Editor da revista Na Zona do Agrião e redator do Dossiê Causa Operária

Coluna

Lênin, Trótski, a revolução proletária e o futebol

"O papel do partido revolucionário é estimular a luta contra a dominação imperialista do futebol, levantando as reivindicações em defesa dos interesses dos trabalhadores"

Juca Simonard, para a Revista Zona do Agrião

A esquerda pequeno-burguesa não consegue entender o apoio do nosso Partido ao futebol brasileiro. Quando Zona do Agrião defende jogadores, treinadores e o futebol brasileiro, em geral, tentam transformar nossas posições em motivo de chacota. Estão falhando completamente: diante de sua posição sobre o futebol, o Partido da Causa Operária, responsável por Zona do Agrião, cresceu bastante. Ainda precisamos melhorar nossa atuação no futebol, logicamente; consideramos o trabalho relacionado ao futebol um ponto fundamental para trazer as massas ao nosso Partido e para defender a cultura nacional. 

Mas, naturalmente, há de se perguntar o porquê disso. Afinal, se formos ler os clássicos marxistas, nenhum partido operário se dedicou — da forma com a qual nos dedicamos — a realizar um trabalho político em relação ao futebol. Então, qual o motivo do PCO estar dando tanta atenção ao problema?

Voltando ao tema dos clássicos do marxismo, basta entender que, na época em que viveram os principais revolucionários marxistas — Karl Marx, Friedrich Engels, Vladimir Lênin e Leon Trótski —, o futebol ainda não havia um caráter de massas, o qual tem hoje. No século XIX, quando Marx e Engels fundaram o socialismo científico, o futebol ainda estava surgindo. No início do século XX, quando Lênin e Trótski lideravam a vanguarda proletária internacional, o futebol ainda estava se estabelecendo.
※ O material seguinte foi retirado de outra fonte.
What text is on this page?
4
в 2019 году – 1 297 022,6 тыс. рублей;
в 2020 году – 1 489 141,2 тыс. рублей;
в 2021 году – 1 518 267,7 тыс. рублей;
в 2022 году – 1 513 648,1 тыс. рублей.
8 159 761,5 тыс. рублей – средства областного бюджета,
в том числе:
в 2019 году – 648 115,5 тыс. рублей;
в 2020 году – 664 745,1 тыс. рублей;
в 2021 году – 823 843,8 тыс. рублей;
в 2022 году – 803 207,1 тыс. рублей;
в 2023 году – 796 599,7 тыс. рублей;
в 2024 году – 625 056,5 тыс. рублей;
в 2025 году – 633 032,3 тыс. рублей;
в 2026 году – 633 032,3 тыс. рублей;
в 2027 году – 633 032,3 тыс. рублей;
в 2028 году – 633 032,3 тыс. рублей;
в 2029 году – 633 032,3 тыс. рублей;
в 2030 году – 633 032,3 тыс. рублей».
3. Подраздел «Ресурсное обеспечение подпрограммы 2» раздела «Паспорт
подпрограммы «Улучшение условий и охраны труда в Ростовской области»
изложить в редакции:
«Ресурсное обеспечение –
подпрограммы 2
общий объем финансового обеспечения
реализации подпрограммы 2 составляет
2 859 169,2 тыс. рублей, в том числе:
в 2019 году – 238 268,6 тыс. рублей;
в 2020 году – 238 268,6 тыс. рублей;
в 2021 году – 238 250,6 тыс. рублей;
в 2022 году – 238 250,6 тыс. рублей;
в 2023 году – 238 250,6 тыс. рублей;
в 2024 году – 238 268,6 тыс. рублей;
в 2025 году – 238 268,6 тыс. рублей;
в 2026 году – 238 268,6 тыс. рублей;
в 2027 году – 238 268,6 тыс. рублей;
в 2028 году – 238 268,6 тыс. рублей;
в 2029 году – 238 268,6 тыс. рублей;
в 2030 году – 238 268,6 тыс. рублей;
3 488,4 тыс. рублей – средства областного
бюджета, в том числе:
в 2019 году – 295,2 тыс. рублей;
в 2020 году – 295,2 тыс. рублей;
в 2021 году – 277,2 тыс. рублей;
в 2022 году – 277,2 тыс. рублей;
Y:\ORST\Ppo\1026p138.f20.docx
Portanto, seria impossível ter uma conclusão política sobre um assunto que, à época, não tinha nem um milésimo da importância quem tem atualmente. Inclusive, é interessante que a esquerda pequeno-burguesa, à qual sempre busca “revisar” o marxismo com temas da moda, não dedicar sequer uma nota em relação ao futebol. Quando fala sobre o tema — geralmente na Copa do Mundo, quando o assunto está na “moda” — apenas repete a política do imperialismo contra nosso futebol, atacando nossos jogadores por falta de “consciência política”, por aspectos morais e outras coisas do tipo: uma política direitista e anti-nacional. Realmente, é impressionante que os seguidores da “moda” nem mesmo se interessem pelo assunto mais popular do mundo, o futebol.

Os marxistas, por outro lado, sempre se interessaram pelos assuntos do momento. Mas, ao contrário da esquerda pequeno-burguesa, os analisaram através do materialismo, da ciência marxista; nunca prostituíram a teoria científica apenas para entrar na moda. Os “assuntos do momento”, por sua vez, são de interesse de qualquer partido proletário; precisamos analisá-los e aprendermos com eles, sem, no entanto, deixar de lado as questões objetivas dos dias de hoje.

O interesse das massas

No início do século XX, o cinema surgia como uma arte totalmente nova, uma indústria que cresceu rapidamente e se tornou uma das principais preferências de divertimento das massas. Trótski deu grande atenção ao problema. No livro Questões do Modo de Vida, ele apontou que “o problema das distrações apresenta-se como um problema cultural e educativo muito importante”. Ele explica: “o caráter da criança revela-se e forma-se nos jogos. O caráter do adulto manifesta-se mais claramente nos jogos e nas distrações. Mas as distrações e os jogos podem da mesma forma ocupar um lugar de eleição na formação do caráter de toda uma classe se esta classe é jovem e segue avante como o proletário”. 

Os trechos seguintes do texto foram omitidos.